Cornell joins Schmidt AI in Science: What it means for your research
Cornell University has joined the Schmidt AI in Science Postdoctoral Research Initiative, a program backed by Eric and Wendy Schmidt to push AI deeper into scientific discovery. The core idea is simple: place postdocs at top research hubs, pair them with strong labs, and apply machine learning to real scientific problems.
For scientists and PIs, this means more talent, tighter links between computation and experiments, and faster iteration on data-heavy projects. For postdocs, it's access to mentorship, compute, and cross-department collaboration that actually moves work forward.
Why this matters
- AI methods are now central to experimental design, simulation, imaging, and data analysis across fields.

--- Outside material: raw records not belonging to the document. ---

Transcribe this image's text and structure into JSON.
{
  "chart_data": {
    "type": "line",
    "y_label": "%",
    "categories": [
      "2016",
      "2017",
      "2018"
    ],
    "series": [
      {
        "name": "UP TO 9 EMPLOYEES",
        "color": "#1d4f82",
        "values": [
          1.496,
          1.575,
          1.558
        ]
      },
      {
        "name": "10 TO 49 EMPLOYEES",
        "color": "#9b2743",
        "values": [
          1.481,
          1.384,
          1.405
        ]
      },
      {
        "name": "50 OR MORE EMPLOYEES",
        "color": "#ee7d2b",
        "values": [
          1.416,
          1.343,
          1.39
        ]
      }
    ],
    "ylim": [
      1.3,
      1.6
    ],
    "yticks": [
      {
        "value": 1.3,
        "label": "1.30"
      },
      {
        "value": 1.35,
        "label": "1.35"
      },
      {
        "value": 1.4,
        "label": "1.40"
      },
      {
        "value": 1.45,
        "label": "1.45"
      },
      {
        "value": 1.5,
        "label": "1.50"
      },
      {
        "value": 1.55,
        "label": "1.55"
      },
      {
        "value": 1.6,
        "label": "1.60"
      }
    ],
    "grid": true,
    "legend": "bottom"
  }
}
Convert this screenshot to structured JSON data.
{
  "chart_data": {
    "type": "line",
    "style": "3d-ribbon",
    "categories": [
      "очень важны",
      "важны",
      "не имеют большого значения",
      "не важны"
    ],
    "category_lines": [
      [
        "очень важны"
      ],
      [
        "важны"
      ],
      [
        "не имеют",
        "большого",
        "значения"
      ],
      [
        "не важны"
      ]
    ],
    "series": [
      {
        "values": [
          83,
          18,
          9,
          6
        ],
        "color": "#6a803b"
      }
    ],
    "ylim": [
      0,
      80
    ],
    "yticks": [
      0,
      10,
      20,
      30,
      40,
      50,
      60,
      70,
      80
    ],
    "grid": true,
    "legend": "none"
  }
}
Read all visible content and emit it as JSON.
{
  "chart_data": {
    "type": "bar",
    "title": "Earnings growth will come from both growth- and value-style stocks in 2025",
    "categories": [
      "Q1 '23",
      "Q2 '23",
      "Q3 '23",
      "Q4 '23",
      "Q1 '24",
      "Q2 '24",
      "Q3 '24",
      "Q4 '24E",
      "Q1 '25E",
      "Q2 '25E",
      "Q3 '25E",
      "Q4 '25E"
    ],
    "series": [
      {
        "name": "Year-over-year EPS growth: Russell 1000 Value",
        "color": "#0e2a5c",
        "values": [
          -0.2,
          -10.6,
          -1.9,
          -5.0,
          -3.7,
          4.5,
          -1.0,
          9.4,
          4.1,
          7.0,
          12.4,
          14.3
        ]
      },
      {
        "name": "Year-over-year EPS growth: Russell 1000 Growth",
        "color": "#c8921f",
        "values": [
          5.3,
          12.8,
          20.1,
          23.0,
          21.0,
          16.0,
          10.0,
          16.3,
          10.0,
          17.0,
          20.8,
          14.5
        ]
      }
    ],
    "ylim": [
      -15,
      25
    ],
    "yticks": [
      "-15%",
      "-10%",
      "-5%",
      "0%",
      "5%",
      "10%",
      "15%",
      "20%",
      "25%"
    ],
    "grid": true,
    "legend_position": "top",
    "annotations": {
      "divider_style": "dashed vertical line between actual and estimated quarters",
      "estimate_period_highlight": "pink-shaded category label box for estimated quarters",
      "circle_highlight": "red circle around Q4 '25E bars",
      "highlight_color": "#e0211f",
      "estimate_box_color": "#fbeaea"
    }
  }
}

- Interdisciplinary teams ship results faster-especially when model development and lab work happen in the same loop.
- Institutions that grow AI fluency across departments build a durable pipeline of researchers who can work at the interface of theory, data, and engineering.
How Cornell will put it to work
Postdoctoral fellows will be hosted across computer science, engineering, physical sciences, and life sciences. Expect joint mentorship, shared datasets, and projects that span modeling, instrumentation, and large-scale experiments.
The emphasis is on practical outcomes: improving analysis pipelines, building reusable tools, and connecting computational groups with laboratories that can validate results quickly.
What fellows can expect
- Mentorship from domain experts and AI methodologists.
- Access to compute, data resources, and active collaborations.
- Professional development that sets you up for lab leadership or industry research roles.
Program structure at a glance
Appointments are postdoctoral, placed within Cornell labs and departments. Fellows are expected to collaborate across groups, publish, and contribute tools or methods that other teams can reuse.
Applications and selections are coordinated across participating institutions. Specific timelines and eligibility details are typically posted through each university's research offices and partnering programs.
Broader impact
This initiative is part of a larger shift: AI is becoming standard practice in scientific workflows, not a niche add-on. By embedding postdocs inside research hubs, the program helps translate models into experiments, and experiments back into better models.
If you're at Cornell: fast ways to engage
- PI or lab lead: Map 1-2 high-value problems where ML could compress timelines or improve sensitivity. Prioritize those with available data and clear metrics.
- Computational researcher: Identify one lab partner and propose a shared benchmark, dataset, and success criteria. Keep scope tight; iterate weekly.
- Postdoc candidate: Prepare a one-page concept note with the scientific question, model class, data access, and validation plan.
If you're outside Cornell: how to plug in
- Track the initiative and participating universities for calls and timelines. Details are commonly posted by the program and host institutions.
- Build a lightweight portfolio: a reproducible notebook, a small dataset, and one figure that shows lift over a baseline on a real problem.
Useful links
- Schmidt AI in Science Postdoctoral Research Initiative
- Complete AI Training: AI courses by research roles
Bottom line
More compute-literate scientists, closer collaborations, and tighter feedback loops. If you have a problem that bottlenecks on data or modeling, this is a clear path to unstick it-and publish faster with stronger evidence.